Prochaine étape : prenez un endpoint de votre projet, définissez sa signature attendue, ajoutez des assertions multi-signaux, enregistrez une fixture valide, puis planifiez une relecture régulière. Le jour où un champ sera renommé à 2 h du matin, votre suite le détectera avant vos utilisateurs.

FAQ

Est-ce que Maigret est légal à utiliser ?

Cela dépend de la juridiction, de la cible et du cadre d’autorisation. L’utiliser sur vous-même, sur des comptes que vous possédez, sur une organisation qui vous a donné une autorisation écrite ou dans un cadre journalistique validé est généralement plus défendable.

L’utiliser sur une personne non informée peut enfreindre les lois sur le harcèlement ou le stalking. Vérifiez toujours les règles locales.

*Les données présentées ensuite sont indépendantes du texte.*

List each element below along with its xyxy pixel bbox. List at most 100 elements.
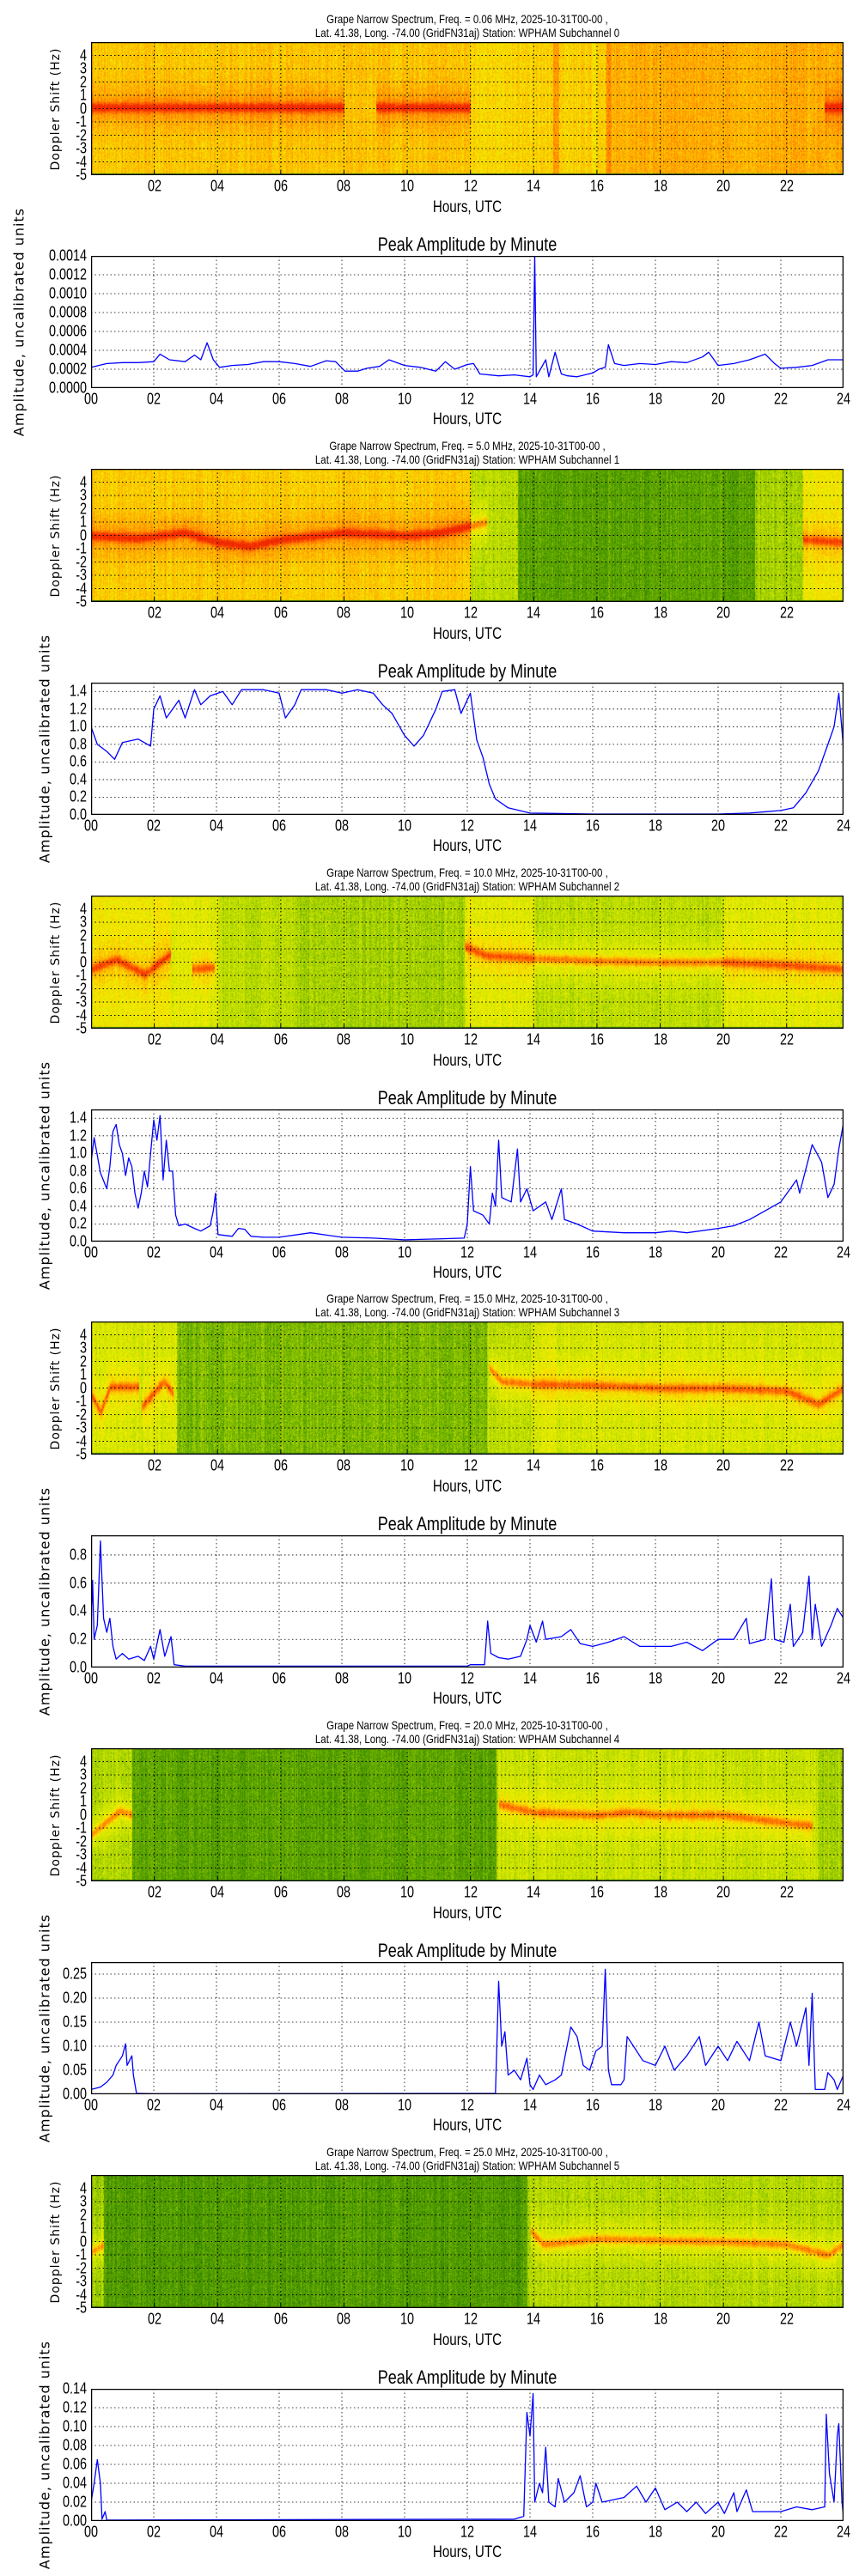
x-tick-label: 02 xyxy=(147,1456,161,1474)
y-tick-label: 0 xyxy=(79,1379,87,1396)
y-tick-label: 0.0 xyxy=(69,805,87,823)
x-tick-label: 06 xyxy=(273,604,288,622)
y-tick-label: 0.2 xyxy=(69,1630,87,1648)
amplitude-plot-title: Peak Amplitude by Minute xyxy=(377,1940,557,1961)
y-tick-label: 0.6 xyxy=(69,1179,87,1197)
x-tick-label: 12 xyxy=(463,1456,478,1474)
y-tick-label: 0.8 xyxy=(69,735,87,753)
amplitude-chart xyxy=(91,683,844,815)
y-tick-label: 0 xyxy=(79,2233,87,2250)
amplitude-chart xyxy=(91,256,844,388)
y-tick-label: 0 xyxy=(79,526,87,544)
channel-block: Grape Narrow Spectrum, Freq. = 15.0 MHz,… xyxy=(0,1279,859,1716)
x-tick-label: 08 xyxy=(337,2310,351,2328)
x-tick-label: 10 xyxy=(397,390,412,408)
x-tick-label: 18 xyxy=(648,1669,663,1687)
y-tick-label: -1 xyxy=(76,539,87,557)
y-tick-label: -4 xyxy=(76,1432,87,1449)
channel-block: Grape Narrow Spectrum, Freq. = 10.0 MHz,… xyxy=(0,854,859,1290)
x-tick-label: 08 xyxy=(334,390,350,408)
channel-block: Grape Narrow Spectrum, Freq. = 5.0 MHz, … xyxy=(0,427,859,863)
amplitude-plot-title: Peak Amplitude by Minute xyxy=(377,1087,557,1109)
x-tick-label: 18 xyxy=(648,1243,663,1261)
amplitude-plot-title: Peak Amplitude by Minute xyxy=(377,1513,557,1534)
x-tick-label: 22 xyxy=(779,1456,794,1474)
y-tick-label: 0.10 xyxy=(62,2417,87,2435)
y-tick-label: -5 xyxy=(76,166,87,184)
x-tick-label: 10 xyxy=(397,817,412,835)
y-tick-label: 4 xyxy=(79,46,87,64)
x-tick-label: 04 xyxy=(209,1669,224,1687)
y-tick-label: 0.6 xyxy=(69,1574,87,1592)
x-axis-label: Hours, UTC xyxy=(432,2117,503,2135)
y-tick-label: 0.4 xyxy=(69,1197,87,1215)
x-tick-label: 06 xyxy=(271,2523,287,2541)
axes-frame xyxy=(91,1109,844,1242)
x-tick-label: 22 xyxy=(773,390,789,408)
x-tick-label: 12 xyxy=(463,2310,478,2328)
x-tick-label: 12 xyxy=(460,390,475,408)
x-tick-label: 16 xyxy=(589,1883,604,1901)
x-tick-label: 22 xyxy=(779,1030,794,1048)
y-tick-label: 1.4 xyxy=(69,682,87,700)
spectrogram-plot xyxy=(91,1748,844,1881)
x-tick-label: 20 xyxy=(710,2523,726,2541)
spectrogram-title-line-2: Lat. 41.38, Long. -74.00 (GridFN31aj) St… xyxy=(314,453,620,466)
x-tick-label: 22 xyxy=(773,2523,789,2541)
x-tick-label: 16 xyxy=(589,1030,604,1048)
y-tick-label: 4 xyxy=(79,1326,87,1343)
y-tick-label: 3 xyxy=(79,59,87,77)
y-tick-label: 3 xyxy=(79,2192,87,2210)
y-tick-label: 2 xyxy=(79,927,87,944)
y-tick-label: 0.05 xyxy=(62,2061,87,2079)
x-tick-label: 00 xyxy=(83,1669,99,1687)
x-tick-label: 04 xyxy=(209,817,224,835)
y-tick-label: 0.0008 xyxy=(48,303,87,321)
y-tick-label: -3 xyxy=(76,993,87,1011)
x-tick-label: 08 xyxy=(334,2096,350,2114)
amplitude-chart xyxy=(91,2389,844,2521)
y-tick-label: 0.2 xyxy=(69,787,87,805)
x-tick-label: 06 xyxy=(273,1456,288,1474)
x-tick-label: 14 xyxy=(527,177,541,195)
x-tick-label: 10 xyxy=(400,1456,415,1474)
amplitude-plot-title: Peak Amplitude by Minute xyxy=(377,660,557,682)
y-tick-label: 0.0 xyxy=(69,1658,87,1676)
x-tick-label: 08 xyxy=(337,177,351,195)
x-tick-label: 20 xyxy=(710,2096,726,2114)
y-axis-label: Amplitude, uncalibrated units xyxy=(36,1486,53,1716)
amplitude-line xyxy=(91,1115,844,1241)
y-tick-label: -3 xyxy=(76,1845,87,1863)
axes-frame xyxy=(91,2175,844,2308)
x-tick-label: 04 xyxy=(210,604,225,622)
x-tick-label: 14 xyxy=(522,390,538,408)
x-tick-label: 00 xyxy=(83,2096,99,2114)
spectrogram-title-line-1: Grape Narrow Spectrum, Freq. = 15.0 MHz,… xyxy=(326,1291,608,1305)
x-tick-label: 20 xyxy=(716,1883,731,1901)
x-tick-label: 02 xyxy=(146,2523,161,2541)
channel-block: Grape Narrow Spectrum, Freq. = 25.0 MHz,… xyxy=(0,2133,859,2569)
amplitude-line xyxy=(91,2392,844,2521)
x-tick-label: 12 xyxy=(460,1243,475,1261)
x-tick-label: 22 xyxy=(779,604,794,622)
x-tick-label: 00 xyxy=(83,2523,99,2541)
x-tick-label: 12 xyxy=(463,604,478,622)
spectrogram-title-line-1: Grape Narrow Spectrum, Freq. = 5.0 MHz, … xyxy=(329,439,606,453)
y-tick-label: 3 xyxy=(79,913,87,931)
spectrogram-title-line-1: Grape Narrow Spectrum, Freq. = 0.06 MHz,… xyxy=(326,12,608,26)
y-tick-label: 0.0014 xyxy=(48,246,87,264)
x-tick-label: 18 xyxy=(653,1456,667,1474)
x-tick-label: 08 xyxy=(337,1883,351,1901)
y-tick-label: 0.0002 xyxy=(48,360,87,378)
y-tick-label: 4 xyxy=(79,900,87,917)
x-tick-label: 24 xyxy=(836,390,851,408)
x-tick-label: 04 xyxy=(209,390,224,408)
x-tick-label: 22 xyxy=(773,2096,789,2114)
y-tick-label: -5 xyxy=(76,1872,87,1890)
x-tick-label: 10 xyxy=(397,2096,412,2114)
y-tick-label: 0.0000 xyxy=(48,379,87,397)
x-tick-label: 06 xyxy=(273,1883,288,1901)
spectrogram-plot xyxy=(91,469,844,602)
y-tick-label: -4 xyxy=(76,153,87,170)
amplitude-plot xyxy=(91,256,844,388)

Maigret fonctionne-t-il sans Python ?

Le package officiel cible Python 3.10+. L’auteur maintient aussi un bot Telegram pour des recherches occasionnelles et une configuration Cloud Shell pour éviter une installation locale.

Quelle est la précision de l’affirmation “plus de 3 000 sites” ?

La base de sites du dépôt contient plus de 3 000 entrées, mais toutes ne sont pas forcément actives à un instant donné. La mise à jour automatique et les contributions communautaires maintiennent un sous-ensemble fonctionnel. Les tags aident à limiter le scan aux sites pertinents.

À quoi sert le mode IA ?

Le drapeau --ai utilise un LLM compatible OpenAI pour résumer les résultats déterministes dans un rapport lisible. Il ne modifie pas la recherche et ne décide pas des correspondances. Vous devez fournir votre propre clé API.

Puis-je utiliser Maigret en CI ?

Pour des investigations OSINT, ce n’est généralement pas le bon modèle : le travail reste contextuel et interactif.

En revanche, les patterns de Maigret — signatures, fixtures, détection de dérive, relecture planifiée — sont exactement ceux à intégrer dans une CI de tests d’API. Apidog les implémente nativement.

En quoi Maigret diffère-t-il de Sherlock ?

Sherlock est l’outil plus ancien et plus simple. Maigret ajoute l’extraction d’informations, la recherche récursive, la gestion partielle des captchas, le résumé IA et une base de sites plus riche. Les deux sont sous licence MIT.

Où signaler une signature obsolète ?

Le README du dépôt Maigret renvoie vers les issues GitHub et les pull requests. Le modèle habituel est de proposer une PR ciblée pour le site concerné, avec une signature mise à jour et testable.